If you haven't seen the movie, you should now. It's a deceptively simple tale: Self-centered weatherman Phil Connors (one of Bill Murray's best roles) is forced to live a single day of his life -- Groundhog Day -- over and over again. He is trapped in Punxatawney, Pa., for all time, it seems, and only he realizes that the day is repeating. He retains his memory (and gradually loses it) from one day to the next.
Director Harold Ramis and writer Danny Rubin did something right from the beginning -- they never explained why. Phil doesn't know why either, and over time he stops wondering, as does the audience. He wants to know what you can do if you have no tomorrow, and the audience wants him to find out.
Ramis notes in the commentary track that Phil's experience was based on Elizabeth Kubler Ross' five stages of grief, and we watch Murray skate through them: Denial, Anger, Bargaining, Depression, Acceptance. At first he thinks it's not happening, and steamrolls everyone around him. ("He's as sincerely bad as he is sincerely good," Ramis chuckles.) Then he uses the information he gains over time to commit crimes and seduce women, particularly his producer Rita (Andie MacDowell).

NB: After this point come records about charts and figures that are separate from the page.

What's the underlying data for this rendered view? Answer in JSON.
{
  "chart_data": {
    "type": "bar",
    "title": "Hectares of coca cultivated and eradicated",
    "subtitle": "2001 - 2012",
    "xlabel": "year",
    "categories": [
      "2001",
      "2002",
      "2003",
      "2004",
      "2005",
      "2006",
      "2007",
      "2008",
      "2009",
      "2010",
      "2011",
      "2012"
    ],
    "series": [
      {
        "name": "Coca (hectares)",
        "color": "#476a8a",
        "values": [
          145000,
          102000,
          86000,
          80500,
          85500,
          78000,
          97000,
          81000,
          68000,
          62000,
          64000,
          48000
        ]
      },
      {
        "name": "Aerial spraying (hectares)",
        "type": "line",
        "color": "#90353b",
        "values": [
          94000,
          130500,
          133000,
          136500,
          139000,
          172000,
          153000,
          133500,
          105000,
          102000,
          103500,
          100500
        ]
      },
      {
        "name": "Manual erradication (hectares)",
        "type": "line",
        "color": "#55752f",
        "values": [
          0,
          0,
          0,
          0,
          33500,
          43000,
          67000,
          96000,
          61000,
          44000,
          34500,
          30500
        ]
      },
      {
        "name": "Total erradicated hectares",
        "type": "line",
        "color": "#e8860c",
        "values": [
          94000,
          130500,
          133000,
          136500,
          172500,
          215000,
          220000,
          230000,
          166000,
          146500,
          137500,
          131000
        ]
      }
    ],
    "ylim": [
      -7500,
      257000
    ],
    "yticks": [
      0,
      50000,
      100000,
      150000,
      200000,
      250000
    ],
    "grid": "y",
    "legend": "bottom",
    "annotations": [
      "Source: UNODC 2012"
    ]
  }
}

Later still, he tries to commit suicide. Oh, and it's a comedy, remember?
Murray has seldom been funnier. Whether stuffing his face with everything on the menu, consequence-free ("I don't even have to floss"), or playing chicken with a train ("I'm betting he's going to swerve first"), he never hits a false note. He plays Phil at such an even keel that it's easy to believe him when he turns philosophical: "Maybe God isn't omnipotent. Maybe he's just been around for so long that he knows everything."
Compared to the dozens of extras supplied on several recent discs, the single documentary and director's commentary track provided with "Groundhog Day" seem a bit spare, but they're worth the price of the disc. You learn, among other things, that the film was a tremendous hit with Buddhists and was the subject of an essay in a psychiatric journal. You are told how often Murray improvised (very often).
And you get to hear a director get in touch with his emotions, sort of. "I have tears in my eyes now," Ramis says dryly, during an emotional scene. "As I get older I cry at movies more often. I cried at 'X-Men.' "
All told, the DVD of "Groundhog Day" is archive-worthy, even if it doesn't feature an interview with its star. In a way, it doesn't need one. All you need to know about his performance is contained in the performance itself, and with DVD you can watch it over, and over, and over again.